Data on the number of refugees who were deported or returned to countries where they face persecution, as well as legal challenges against such deportations, would help assess compliance with the principle of non-refoulement under international law. This table would help to illustrate instances where U.S. practices may have come into conflict with international obligations, particularly the prohibition on refoulement (returning people to countries where they are at risk of persecution).



Source: Transactional Records Access Clearinghouse (TRAC), U.S. Department of Justice, ACLU.

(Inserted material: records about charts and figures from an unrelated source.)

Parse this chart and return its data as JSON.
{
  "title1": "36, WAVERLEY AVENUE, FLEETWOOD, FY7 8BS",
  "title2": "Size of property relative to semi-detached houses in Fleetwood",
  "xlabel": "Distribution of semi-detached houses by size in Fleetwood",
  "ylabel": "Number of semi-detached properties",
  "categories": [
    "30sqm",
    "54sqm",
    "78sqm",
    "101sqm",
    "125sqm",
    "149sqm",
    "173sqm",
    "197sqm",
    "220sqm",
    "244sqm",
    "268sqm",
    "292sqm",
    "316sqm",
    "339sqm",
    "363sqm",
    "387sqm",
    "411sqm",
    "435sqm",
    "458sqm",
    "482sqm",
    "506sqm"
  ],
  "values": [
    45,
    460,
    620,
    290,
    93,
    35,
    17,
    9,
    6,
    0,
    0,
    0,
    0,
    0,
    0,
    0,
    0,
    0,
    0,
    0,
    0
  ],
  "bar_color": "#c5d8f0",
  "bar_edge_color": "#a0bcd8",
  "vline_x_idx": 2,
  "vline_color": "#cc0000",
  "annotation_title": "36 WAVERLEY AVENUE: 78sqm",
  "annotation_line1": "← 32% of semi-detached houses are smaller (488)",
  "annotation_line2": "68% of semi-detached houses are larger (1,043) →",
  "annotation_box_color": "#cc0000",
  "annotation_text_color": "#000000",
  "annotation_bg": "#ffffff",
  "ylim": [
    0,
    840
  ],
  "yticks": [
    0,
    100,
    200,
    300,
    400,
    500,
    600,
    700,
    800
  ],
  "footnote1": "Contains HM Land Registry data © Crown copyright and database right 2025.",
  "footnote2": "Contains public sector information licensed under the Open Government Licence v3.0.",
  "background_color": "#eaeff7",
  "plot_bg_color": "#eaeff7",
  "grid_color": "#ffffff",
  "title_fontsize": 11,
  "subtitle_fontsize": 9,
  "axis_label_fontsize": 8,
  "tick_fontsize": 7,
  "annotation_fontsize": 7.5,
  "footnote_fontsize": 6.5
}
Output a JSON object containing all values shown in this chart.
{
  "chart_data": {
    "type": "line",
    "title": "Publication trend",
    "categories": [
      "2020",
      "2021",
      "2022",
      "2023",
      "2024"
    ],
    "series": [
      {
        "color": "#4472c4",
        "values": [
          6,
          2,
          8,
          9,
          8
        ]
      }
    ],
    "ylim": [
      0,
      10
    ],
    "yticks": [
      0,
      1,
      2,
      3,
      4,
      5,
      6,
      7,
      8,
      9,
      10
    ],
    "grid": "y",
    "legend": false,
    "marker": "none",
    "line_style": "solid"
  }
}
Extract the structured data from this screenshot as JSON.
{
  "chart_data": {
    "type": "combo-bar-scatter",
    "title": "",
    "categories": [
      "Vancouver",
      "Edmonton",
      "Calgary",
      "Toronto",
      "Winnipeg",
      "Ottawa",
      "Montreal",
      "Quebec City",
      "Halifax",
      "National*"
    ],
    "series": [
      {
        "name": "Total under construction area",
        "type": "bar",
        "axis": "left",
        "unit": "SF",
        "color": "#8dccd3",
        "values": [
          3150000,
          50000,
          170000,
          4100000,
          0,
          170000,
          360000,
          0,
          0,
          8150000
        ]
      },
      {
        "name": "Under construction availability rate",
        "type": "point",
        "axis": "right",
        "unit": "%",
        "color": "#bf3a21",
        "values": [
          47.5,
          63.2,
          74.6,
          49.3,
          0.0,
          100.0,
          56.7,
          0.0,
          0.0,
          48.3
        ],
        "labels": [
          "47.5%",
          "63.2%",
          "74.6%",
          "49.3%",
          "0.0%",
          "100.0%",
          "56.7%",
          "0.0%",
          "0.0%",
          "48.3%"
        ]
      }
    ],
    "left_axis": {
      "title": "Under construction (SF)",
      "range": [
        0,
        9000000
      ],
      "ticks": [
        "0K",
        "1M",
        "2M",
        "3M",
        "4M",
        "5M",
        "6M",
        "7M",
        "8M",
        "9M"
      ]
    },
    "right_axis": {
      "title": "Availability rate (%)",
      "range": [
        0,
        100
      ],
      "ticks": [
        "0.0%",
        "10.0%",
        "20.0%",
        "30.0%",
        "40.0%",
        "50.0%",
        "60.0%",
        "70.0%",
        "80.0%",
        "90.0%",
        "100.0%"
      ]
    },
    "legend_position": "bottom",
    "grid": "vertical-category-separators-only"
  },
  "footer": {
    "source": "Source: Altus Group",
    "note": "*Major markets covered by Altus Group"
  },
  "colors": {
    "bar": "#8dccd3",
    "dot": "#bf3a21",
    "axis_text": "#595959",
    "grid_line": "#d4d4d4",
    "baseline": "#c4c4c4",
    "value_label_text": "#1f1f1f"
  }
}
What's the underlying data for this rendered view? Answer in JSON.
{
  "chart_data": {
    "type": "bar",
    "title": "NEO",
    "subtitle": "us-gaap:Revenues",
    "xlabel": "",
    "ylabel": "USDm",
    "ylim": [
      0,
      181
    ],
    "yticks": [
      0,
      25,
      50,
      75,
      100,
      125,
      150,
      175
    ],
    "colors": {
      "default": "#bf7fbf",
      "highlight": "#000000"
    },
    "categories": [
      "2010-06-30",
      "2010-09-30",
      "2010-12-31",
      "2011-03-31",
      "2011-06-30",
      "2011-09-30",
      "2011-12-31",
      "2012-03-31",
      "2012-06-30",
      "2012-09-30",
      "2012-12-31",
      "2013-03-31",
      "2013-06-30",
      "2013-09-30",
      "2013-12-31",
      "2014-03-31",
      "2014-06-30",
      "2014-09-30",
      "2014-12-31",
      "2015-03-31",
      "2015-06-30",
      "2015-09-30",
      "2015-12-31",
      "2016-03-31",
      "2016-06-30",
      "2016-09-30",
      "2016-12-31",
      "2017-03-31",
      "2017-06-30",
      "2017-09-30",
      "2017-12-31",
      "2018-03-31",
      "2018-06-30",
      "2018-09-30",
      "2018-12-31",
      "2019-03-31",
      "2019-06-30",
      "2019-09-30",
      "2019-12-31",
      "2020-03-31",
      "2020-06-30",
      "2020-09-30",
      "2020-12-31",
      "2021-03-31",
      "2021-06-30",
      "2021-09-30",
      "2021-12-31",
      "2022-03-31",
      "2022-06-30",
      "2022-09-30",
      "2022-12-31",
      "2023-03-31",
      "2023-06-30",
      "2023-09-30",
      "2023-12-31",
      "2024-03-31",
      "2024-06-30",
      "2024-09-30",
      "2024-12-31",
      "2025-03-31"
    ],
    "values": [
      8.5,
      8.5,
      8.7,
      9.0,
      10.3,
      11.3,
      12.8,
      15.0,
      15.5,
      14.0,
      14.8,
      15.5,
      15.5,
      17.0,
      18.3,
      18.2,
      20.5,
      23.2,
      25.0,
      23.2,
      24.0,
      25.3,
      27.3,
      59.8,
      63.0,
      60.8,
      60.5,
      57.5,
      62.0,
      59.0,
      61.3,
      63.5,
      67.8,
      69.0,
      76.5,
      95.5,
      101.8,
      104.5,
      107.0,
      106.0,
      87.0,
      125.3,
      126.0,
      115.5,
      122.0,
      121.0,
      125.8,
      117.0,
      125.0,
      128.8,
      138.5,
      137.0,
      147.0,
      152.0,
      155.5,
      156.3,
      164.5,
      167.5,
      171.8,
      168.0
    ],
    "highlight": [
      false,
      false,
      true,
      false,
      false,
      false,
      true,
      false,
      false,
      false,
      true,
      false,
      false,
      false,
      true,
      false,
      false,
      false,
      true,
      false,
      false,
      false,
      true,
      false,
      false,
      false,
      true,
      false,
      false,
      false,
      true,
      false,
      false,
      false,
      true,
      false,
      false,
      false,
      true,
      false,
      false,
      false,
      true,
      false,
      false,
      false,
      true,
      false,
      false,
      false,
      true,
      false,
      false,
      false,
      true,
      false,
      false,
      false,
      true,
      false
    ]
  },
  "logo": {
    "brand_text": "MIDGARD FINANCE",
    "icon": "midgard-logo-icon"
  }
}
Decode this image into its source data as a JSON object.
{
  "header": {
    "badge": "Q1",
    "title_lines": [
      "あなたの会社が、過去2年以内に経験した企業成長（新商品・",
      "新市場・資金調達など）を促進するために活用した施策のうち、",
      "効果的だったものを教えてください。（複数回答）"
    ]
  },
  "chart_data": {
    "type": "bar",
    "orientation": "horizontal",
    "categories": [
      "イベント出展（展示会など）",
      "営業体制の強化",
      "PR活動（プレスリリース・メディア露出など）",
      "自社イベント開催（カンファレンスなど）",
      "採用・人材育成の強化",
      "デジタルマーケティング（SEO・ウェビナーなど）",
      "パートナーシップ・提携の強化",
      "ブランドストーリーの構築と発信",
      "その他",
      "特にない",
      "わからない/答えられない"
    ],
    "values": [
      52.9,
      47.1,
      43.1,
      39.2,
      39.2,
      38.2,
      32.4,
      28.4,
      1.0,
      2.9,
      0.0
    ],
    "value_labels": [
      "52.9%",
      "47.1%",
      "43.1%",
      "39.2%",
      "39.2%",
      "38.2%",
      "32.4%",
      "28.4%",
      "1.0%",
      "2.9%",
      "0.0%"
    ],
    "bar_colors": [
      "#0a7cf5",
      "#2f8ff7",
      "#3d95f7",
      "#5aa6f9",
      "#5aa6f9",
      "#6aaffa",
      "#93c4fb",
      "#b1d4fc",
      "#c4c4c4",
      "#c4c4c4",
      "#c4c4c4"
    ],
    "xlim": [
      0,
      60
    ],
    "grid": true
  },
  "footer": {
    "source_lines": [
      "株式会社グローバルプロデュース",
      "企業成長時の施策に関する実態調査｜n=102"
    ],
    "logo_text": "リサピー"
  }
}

The table displays the quantity of deportation cases the United States courts have heard as well as potential violations of international protection obligations. Many cases were litigated during periods of increased deportations, such as the Trump administration, particularly when the deportation of individuals was truly endangering their lives. Political unrest and gang violence in Guatemala, El Salvador, and Honduras were the main causes of legal problems. Additionally, the graphic highlights the ways that court cases and advocacy groups have impacted outcomes by displaying trends in the legal choices accessible to individuals who are facing deportation. The number of challenges filed shows how well U.S. immigration and asylum courts address any violations of refugee rights.

5. CONCLUSION:

A complicated interaction between domestic politics, national security considerations, and international legal duties has influenced U.S. policy regarding refugees and asylum seekers. The information in the tables provides insightful information about the evolution of U.S. asylum and refugee policy throughout time, showing how closely the United States has followed or deviated from its commitments under international law. Refugee resettlement goals are influenced by political leadership, as seen by the varying numbers of admissions throughout time, especially the sharp decline during the Trump administration and the following rise during the Biden administration. These changes reflect the U.S.'s wider involvement in global displacement problems as well as shifting geopolitical factors. The data also demonstrates the real-world difficulties that asylum seekers have in the American judicial system, including the dramatic drop in asylum acceptance rates during the Trump administration, in conjunction with laws like Title 42 and Remain in Mexico. These stringent practices create significant concerns with the United States' compliance with its commitments under the 1951 Refugee Convention, notably the principle of non-refoulement, in addition to reflecting a trend towards deterrence. The information also emphasizes how U.S. policies have matched global migratory trends and the geographical priorities of U.S. refugee resettlement. The United States, for instance, has been quite active in resettling refugees from Afghanistan after the U.S. exit and from the Middle East, notably after the Syrian crisis. In stark contrast to the Biden administration's greater resettlement pledges, the Trump administration's lower refugee resettlement figures suggest a more limited strategy. In conclusion, the information shows how international refugee duties and domestic immigration policy can clash, with international commitments occasionally clashing with domestic political goals. Asylum and resettlement require a more humane and comprehensive strategy that strikes a balance between national security and adherence to international protection norms and human rights.

 

5.1. FUTURE SCOPE:

The availability of primary materials will be a constraint on the research, particularly about government decision-making procedures and official interviews. The results will also be current as of the time of writing, taking into account the fact that US refugee policy is always changing and that legal interpretations and policy may also change over time.